En vert : Zone contrôlée par les Houthis.
(Vers Aden : Zone contrôlée par les séparatistes du Conseil
de transition du Sud.)
Entre 1948 et 1962
le dernier imam zaydite, qui régnait sur le Yémen du Nord depuis les
Hauts Plateaux, avait déplacé sa capitale de Sanaa à Taez, afin de mieux
contrer la pression modernisatrice venue d’Aden et de l’Egypte
Nasserienne. Le nouveau palais fut construit à l’est de la Vieille
Ville, sur les hauteurs d’Al-Gahmaliyya. La garde de l’imam, venue
elle-aussi des régions montagneuses du Nord, s’installa derrière le
palais, soit juste un peu plus au sud et encore plus en hauteur. Quant
aux ambassades étrangères, elles s’installèrent un peu en contre-bas du
palais, vers Hawdh Al-Ashraf (littéralement le « Bassin des
Saints »), qui n’était jusque là qu’une halte à l’extérieur des
murs où s’abreuvaient les caravanes. C’est là que fut construite dans
les années 1950 la première usine de traitement des eaux du pays,
offerte par les Etats Unis d’Amérique. Sur les pentes du Djébel Sabir,
le pouvoir vacillant des imams mettait en scène son pouvoir, selon une
transposition directe de la situation du pays inversée comme dans une
chambre noire : à Taez, la modernité vient du Nord et le pouvoir
impose son fief depuis le Sud.
Après
la Révolution de 1962, dans la République Arabe du Yémen, c’est aussi
au Hawdh que l’on construisit la Préfecture de Taez, adossée à l’usine
de traitement des eaux, ainsi que la première école moderne, l’École
du Peuple, construite par l’Union Soviétique. Mais plus au Nord dans
les Hauts Plateaux, la guerre civile faisait rage, entre les partisans
de l’imamat et ceux de la République : les premiers armés par
l’Arabie Saoudite, les seconds par l’Egypte de Jamal Abdelnasser.

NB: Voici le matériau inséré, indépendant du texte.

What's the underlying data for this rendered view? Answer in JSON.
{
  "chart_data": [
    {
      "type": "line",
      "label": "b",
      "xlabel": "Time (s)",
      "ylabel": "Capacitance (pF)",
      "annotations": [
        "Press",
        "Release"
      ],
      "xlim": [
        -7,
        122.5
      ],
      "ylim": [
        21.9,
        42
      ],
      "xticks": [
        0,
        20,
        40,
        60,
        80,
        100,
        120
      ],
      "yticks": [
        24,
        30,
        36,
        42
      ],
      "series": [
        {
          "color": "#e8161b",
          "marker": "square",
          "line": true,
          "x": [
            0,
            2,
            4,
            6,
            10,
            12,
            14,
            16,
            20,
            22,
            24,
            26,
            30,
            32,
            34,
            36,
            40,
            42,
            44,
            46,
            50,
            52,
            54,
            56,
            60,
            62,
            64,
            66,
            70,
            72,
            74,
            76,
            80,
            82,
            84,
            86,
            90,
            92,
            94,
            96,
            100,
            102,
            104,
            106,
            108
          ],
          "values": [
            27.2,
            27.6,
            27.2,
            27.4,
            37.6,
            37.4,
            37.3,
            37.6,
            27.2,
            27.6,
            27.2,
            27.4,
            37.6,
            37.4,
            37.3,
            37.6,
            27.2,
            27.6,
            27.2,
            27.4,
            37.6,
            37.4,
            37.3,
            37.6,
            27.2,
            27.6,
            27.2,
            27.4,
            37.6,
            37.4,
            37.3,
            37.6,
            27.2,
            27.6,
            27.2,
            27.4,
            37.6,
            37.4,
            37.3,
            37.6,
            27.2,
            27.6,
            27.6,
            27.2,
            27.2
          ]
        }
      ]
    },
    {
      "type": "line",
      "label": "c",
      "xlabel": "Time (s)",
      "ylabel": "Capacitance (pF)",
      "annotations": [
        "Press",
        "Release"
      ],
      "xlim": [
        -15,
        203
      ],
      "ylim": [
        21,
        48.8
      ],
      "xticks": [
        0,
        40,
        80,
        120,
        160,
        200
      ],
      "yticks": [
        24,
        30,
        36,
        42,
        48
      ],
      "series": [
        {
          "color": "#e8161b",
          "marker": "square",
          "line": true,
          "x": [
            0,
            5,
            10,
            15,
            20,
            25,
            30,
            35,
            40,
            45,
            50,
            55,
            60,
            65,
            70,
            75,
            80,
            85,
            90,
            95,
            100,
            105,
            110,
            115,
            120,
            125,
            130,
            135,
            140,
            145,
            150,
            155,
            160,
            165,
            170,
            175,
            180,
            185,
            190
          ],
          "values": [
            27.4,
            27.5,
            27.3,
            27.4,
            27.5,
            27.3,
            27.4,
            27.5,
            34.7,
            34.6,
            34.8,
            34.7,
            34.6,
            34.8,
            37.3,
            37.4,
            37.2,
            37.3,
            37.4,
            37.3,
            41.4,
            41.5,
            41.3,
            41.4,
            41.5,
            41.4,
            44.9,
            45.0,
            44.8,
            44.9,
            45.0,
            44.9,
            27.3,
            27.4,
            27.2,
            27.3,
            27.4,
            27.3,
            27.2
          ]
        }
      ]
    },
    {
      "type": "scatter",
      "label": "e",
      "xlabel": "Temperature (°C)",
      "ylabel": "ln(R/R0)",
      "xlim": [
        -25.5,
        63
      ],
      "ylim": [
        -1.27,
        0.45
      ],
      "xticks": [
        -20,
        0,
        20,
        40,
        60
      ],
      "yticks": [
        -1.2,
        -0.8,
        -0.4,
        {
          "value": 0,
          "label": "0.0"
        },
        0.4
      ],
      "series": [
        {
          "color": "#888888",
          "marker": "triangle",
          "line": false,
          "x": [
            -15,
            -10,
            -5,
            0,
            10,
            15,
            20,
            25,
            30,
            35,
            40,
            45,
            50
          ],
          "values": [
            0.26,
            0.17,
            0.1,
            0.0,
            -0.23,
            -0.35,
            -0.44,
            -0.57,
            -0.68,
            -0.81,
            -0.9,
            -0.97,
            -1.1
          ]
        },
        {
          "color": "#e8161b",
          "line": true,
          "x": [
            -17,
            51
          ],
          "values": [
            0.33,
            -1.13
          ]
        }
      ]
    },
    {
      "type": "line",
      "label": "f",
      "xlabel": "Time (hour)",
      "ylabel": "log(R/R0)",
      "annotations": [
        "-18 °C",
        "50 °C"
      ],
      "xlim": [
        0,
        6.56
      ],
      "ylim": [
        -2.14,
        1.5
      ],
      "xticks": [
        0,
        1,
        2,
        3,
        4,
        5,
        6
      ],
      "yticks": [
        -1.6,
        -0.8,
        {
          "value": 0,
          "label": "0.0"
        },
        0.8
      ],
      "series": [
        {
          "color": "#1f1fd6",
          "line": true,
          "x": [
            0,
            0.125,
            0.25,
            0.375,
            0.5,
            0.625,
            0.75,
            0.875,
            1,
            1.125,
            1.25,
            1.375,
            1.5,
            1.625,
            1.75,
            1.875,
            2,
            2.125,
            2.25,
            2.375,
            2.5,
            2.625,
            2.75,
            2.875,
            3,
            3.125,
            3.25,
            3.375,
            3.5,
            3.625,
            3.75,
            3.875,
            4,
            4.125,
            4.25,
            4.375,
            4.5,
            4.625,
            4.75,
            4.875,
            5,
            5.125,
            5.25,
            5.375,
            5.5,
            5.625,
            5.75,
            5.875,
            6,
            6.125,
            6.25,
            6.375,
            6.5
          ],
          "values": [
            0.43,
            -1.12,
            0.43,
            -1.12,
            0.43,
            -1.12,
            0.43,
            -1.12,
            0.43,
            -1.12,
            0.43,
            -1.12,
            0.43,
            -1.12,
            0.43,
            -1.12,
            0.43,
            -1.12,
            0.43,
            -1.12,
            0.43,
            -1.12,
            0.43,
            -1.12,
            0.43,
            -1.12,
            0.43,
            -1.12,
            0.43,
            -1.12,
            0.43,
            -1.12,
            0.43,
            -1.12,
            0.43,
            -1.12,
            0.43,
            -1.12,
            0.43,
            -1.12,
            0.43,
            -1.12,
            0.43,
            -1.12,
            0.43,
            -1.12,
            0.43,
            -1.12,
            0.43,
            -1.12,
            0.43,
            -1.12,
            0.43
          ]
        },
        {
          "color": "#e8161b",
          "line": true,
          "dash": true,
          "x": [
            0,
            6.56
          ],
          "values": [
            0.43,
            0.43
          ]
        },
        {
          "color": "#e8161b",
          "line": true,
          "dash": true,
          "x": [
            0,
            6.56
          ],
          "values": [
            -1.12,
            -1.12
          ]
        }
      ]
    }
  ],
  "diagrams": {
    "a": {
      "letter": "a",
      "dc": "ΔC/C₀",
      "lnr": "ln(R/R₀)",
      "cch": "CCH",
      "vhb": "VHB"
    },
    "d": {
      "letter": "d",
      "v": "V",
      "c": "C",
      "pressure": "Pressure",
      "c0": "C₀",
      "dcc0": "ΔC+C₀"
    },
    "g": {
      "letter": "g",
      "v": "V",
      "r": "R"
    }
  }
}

Indirectement, c’était un affrontement entre blocs de la « Guerre
Froide », l’Arabie Saoudite étant alignée sur les Etats-Unis
depuis la première moitié du vingtième siècle, tandis que Nasser, bien
que « non-aligné », s’inscrivait dans le camps
« anti-impérialiste ». Mais cette guerre s’inscrivait aussi,
au sein même du monde arabe sunnite, dans la continuité d’une rivalité
ancienne entre l’Arabie Saoudite et l’Empire Ottoman, dont le Yémen
avait déjà été le théâtre. Rappelons que l’Arabie Saoudite est née au
XVIII ème siècle, dans
la région du Nejd - non loin des comptoirs commerciaux du Golfe
Persique - lors de l’alliance des Al Saoud avec le prédicateur
Mohammed bin Abdelwahhab, qui contestait la légitimité de la
domination ottomane. C’est donc un clivage bien plus ancien que la
guerre froide, un clivage aussi ancien que la domination anglaise sur
les mers et que l’idéologie des Lumières (à laquelle Abdelwahhab fait
implicitement référence), portant essentiellement sur la conception
islamique de l’État dans un contexte de domination européenne.
Du
fait de sa position géostratégique sur le détroit de Bab el-Mandeb, le
Yémen fut le théâtre de cette rivalité tout au long du XIX ème
siècle, et jusqu’à la chute de l’empire Ottoman. Pour s’immiscer dans
l’alliance tacite entre les imams zaydites des Hauts Plateaux et les
britanniques installés à Aden, les ottomans multipliaient les
incursions à partir de la Tihâma (plaine côtière de la mer rouge).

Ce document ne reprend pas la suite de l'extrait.